What are the power requirements?▾
H100 PCIe has 700W TDP for datacenter use; RTX 2070 SUPER uses 175W for desktops. Lower TDP eases consumer integration. H100 demands robust infrastructure.
Can RTX 2070 SUPER handle AI like H100 PCIe?▾
RTX 2070 SUPER's 7.5 TFLOPS FP16 suits light AI; H100 PCE's 1979 TFLOPS handles enterprise scale. Memory limits RTX to prototypes. H100 excels in production.
Which is cheaper to rent, the H100 or the RTX 2070?▾
Cloud rental prices for both the H100 and RTX 2070 vary by provider, configuration, and availability.

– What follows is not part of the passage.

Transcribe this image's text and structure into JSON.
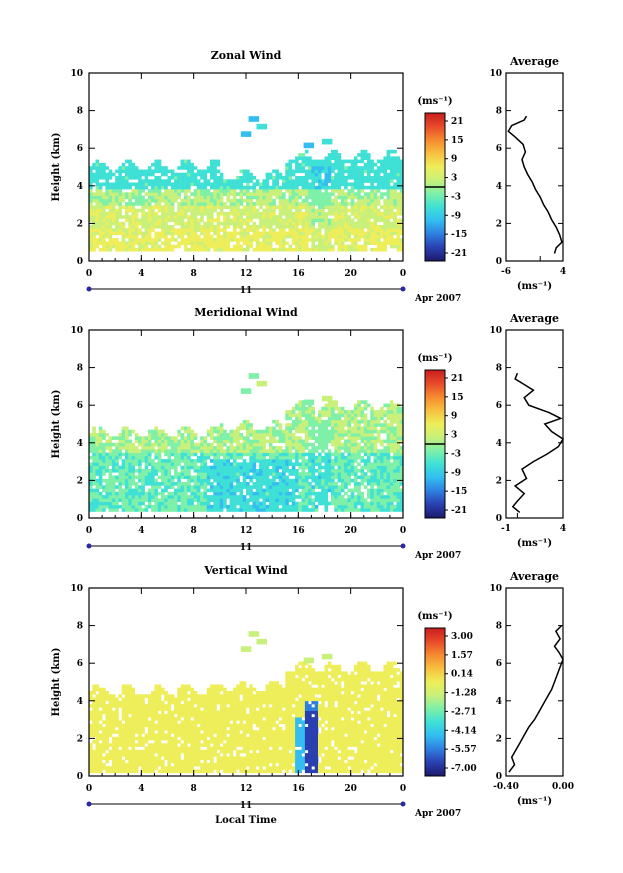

This page shows live pricing from 25+ providers updated every 60 seconds. Scroll to the Live Cloud Pricing section to compare current rates.
How much VRAM does the H100 have compared to the RTX 2070?▾
The H100 has 80 to 94 GB of HBM3 memory. The RTX 2070 has 8 GB of GDDR6 memory.
Can I find H100 and RTX 2070 GPUs available to rent right now?▾
Yes. This page shows real-time availability across 25+ cloud GPU providers. The Live Cloud Pricing section displays only in-stock offers with current pricing.
What is the main difference between the H100 and the RTX 2070?▾
The H100 uses the Hopper architecture (2022) while the RTX 2070 uses Turing (2018). The H100 delivers 263.9x the FP16 throughput and 7.5x the memory bandwidth of the RTX 2070.